La ciudad se alzaba como algo desconocido y hostil. Sin embargo, también era el último lugar donde Santiago vivió, rió y soñó. Sentí esa contradicción. En el aeropuerto me recibieron mi sobrino y Rocío. Sus ojos reflejaban mi dolor y sus abrazos evitaron que me derrumbara. Juntos nos dirigimos a Tulum, donde celebramos una ceremonia por Santiago. El silencio en el coche era pesado.
Cada paso de mi viaje por México me acercaba más al mar, a la última morada de Santiago. A medida que me acercaba a una despedida para la que no me sentía preparada, me debatía entre la negación y la aceptación. El impulso de aferrarme chocaba con la necesidad de dejar ir. Mi sobrino ayudó a organizar la ceremonia de despedida de Santiago. Elegimos un temazcal en Tulum [una especie de cabaña de sudar originaria de los pueblos indígenas]. Estaba en un lugar apartado de la selva que a él le encantaba. La energía vibrante, llena de música y vida, reflejaba su espíritu aventurero. Era perfecto, tal y como Santiago lo habría querido.

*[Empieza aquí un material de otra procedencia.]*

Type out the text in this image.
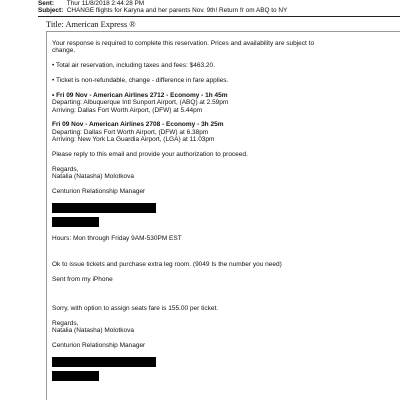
Sent: Thur 11/8/2018 2:44:28 PM
Subject: CHANGE flights for Karyna and her parents Nov. 9th! Return fr om ABQ to NY
Title: American Express ®

Your response is required to complete this reservation. Prices and availability are subject to

change.

• Total air reservation, including taxes and fees: $463.20.

• Ticket is non-refundable, change - difference in fare applies.

• Fri 09 Nov - American Airlines 2712 - Economy - 1h 45m

Departing: Albuquerque Intl Sunport Airport, (ABQ) at 2.59pm

Arriving: Dallas Fort Worth Airport, (DFW) at 5.44pm

Fri 09 Nov - American Airlines 2708 - Economy - 3h 25m

Departing: Dallas Fort Worth Airport, (DFW) at 6.38pm

Arriving: New York La Guardia Airport, (LGA) at 11.03pm

Please reply to this email and provide your authorization to proceed.

Regards,

Natalia (Natasha) Molotkova

Centurion Relationship Manager

Hours: Mon through Friday 9AM-530PM EST

Ok to issue tickets and purchase extra leg room. (9049 Is the number you need)

Sent from my iPhone

Sorry, with option to assign seats fare is 155.00 per ticket.

Regards,

Natalia (Natasha) Molotkova

Centurion Relationship Manager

Nos reunimos en círculo junto al mar. El sacerdote ofreció bendiciones en lengua maya. De pie ante las olas, liberamos sus cenizas en el agua. Cuando se mezclaron con el mar, por fin parecía libre. Se fundió con el lugar que tanta alegría le había dado. El crepúsculo pintó el cielo de naranja y rosa. El aire llevaba el aroma húmedo de la selva mezclado con la sal del océano.
Las antorchas parpadeaban a nuestro alrededor y su luz se mecía al ritmo de la música que pinchaba un DJ local. El murmullo de la multitud, las risas suaves y las melodías familiares que tanto apreciaba Santiago creaban una armonía agridulce. Cada sonido y cada aroma me recordaban su naturaleza audaz y despreocupada. Las lágrimas corrían por mi cara mientras el viento me rozaba la piel, llevándose mis despedidas en susurros.
Por un momento, le sentí allí, en la música, las olas, la brisa. Lo sentí como parte del lugar que amaba tan profundamente. Me sentí triste pero en paz. Nuestra despedida de Santiago quedó grabada para siempre en mi corazón. Volver a casa fue tan doloroso como dejarlo atrás. Santiago era el hijo de mis sueños, un espíritu libre, amable y alegre. Me quedo con su risa y a menudo imagino los lugares que soñaba que exploraríamos juntos.